Stoner and Thompson died when seven bullets hit the car they were riding in as it left the melee at the Cramms' home south of Everett. The teens fled when an arranged fistfight between Dennis Cramm and a 16-year-old south Snohomish County youth erupted in gunfire. The fight reportedly was watched by a few dozen young people and as many as 10 adults, including Dale Cramm.
Jauregui was a witness to the fistfight and allegedly was carrying two handguns, which somebody grabbed from him and began firing, according to court papers. He'd earlier denied firing any weapon. Prosecutors last week charged him with riot, a felony described as being armed with a deadly weapon and acting with three or more people to unlawfully use and threaten force against another. He's been jailed in lieu of $100,000 bail.
But on Tuesday Jauregui told police "he had not been totally honest" in his earlier statements about the shooting, according to two search warrants detectives filed Wednesday. Jauregui began talking with detectives "in part for consideration of lesser charges," the documents say.
Among other things, Jauregui said that at one point on May 30, he grabbed an SKS rifle and "shot it into the air about five or six times, in an attempt to get people cleared out of there," the search warrants say.

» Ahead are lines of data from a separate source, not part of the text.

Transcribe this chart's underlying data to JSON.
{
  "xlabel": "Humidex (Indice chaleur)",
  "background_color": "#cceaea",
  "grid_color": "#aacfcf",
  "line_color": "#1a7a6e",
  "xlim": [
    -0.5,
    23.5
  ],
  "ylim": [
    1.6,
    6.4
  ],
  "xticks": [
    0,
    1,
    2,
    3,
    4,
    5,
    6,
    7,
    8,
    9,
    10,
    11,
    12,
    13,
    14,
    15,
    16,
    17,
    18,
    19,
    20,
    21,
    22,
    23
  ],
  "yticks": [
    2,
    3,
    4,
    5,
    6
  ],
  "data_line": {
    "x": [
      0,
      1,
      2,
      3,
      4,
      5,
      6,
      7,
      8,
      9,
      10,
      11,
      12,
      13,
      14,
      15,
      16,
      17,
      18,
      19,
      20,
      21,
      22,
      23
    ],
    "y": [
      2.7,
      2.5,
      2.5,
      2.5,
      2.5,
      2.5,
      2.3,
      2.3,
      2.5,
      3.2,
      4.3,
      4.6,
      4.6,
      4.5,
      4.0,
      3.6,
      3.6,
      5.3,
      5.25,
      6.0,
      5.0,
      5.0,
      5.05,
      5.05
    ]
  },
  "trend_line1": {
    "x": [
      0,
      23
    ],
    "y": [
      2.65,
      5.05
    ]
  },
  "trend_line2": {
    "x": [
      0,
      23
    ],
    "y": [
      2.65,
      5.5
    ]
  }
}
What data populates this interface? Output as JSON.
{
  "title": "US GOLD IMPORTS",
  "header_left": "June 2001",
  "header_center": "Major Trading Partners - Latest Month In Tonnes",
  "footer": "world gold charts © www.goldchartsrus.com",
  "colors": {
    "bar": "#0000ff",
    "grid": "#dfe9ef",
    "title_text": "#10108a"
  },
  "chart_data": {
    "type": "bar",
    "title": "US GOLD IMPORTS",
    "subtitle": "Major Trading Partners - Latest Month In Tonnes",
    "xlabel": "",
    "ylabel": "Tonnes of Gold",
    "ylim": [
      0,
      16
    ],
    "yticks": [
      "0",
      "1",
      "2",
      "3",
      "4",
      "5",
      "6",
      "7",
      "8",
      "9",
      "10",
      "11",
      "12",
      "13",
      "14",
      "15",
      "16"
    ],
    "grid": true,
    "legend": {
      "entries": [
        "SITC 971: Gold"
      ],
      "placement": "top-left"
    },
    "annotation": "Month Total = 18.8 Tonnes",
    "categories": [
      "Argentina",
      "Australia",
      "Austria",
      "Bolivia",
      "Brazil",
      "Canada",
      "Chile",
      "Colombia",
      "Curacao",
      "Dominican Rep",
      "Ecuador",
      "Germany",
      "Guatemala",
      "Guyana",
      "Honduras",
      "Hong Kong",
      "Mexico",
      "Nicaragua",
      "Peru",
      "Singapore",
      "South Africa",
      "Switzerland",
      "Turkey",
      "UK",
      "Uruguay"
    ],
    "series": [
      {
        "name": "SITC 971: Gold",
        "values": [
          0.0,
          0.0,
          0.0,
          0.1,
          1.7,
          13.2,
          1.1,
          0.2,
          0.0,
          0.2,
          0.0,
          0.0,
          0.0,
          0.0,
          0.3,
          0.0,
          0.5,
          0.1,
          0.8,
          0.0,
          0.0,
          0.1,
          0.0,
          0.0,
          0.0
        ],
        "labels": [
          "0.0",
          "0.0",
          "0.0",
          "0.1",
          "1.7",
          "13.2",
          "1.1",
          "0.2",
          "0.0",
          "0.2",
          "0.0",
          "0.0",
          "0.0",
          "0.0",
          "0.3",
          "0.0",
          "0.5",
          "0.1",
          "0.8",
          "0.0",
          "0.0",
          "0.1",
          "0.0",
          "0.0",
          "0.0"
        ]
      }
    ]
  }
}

Jauregui also told detectives that after the shooting, Dale Cramm brought him the two SKS rifles that were fired that night, stuffed inside a pair of waders, and asked him to cut them up and get rid of them, according to the search warrant. Jauregui said he'd told Dale Cramm that he'd tossed the weapons into Puget Sound, but instead placed them in a Lynnwood detention pond.
Jauregui also said the elder Cramm had given him money to leave the state, which he did for a time.
Jauregui said that since the shootings Dale Cramm has purchased body armor and another SKS and talked about trying to convert the weapon for fully automatic fire, according to search warrants. He alleged the man also has claimed ties to a white supremacist group.
Dale Cramm has threatened to shoot deputies if his son is harmed, Jauregui told police.
Royce Ferguson, who represents Dennis Cramm, said there are good reasons to be skeptical about Jauregui's allegations. Search warrants show the man has claimed Ferguson suggested he leave town for a while after the shooting, an allegation the Everett lawyer vigorously denied.
"I've never told anybody to go out and break the law," he said.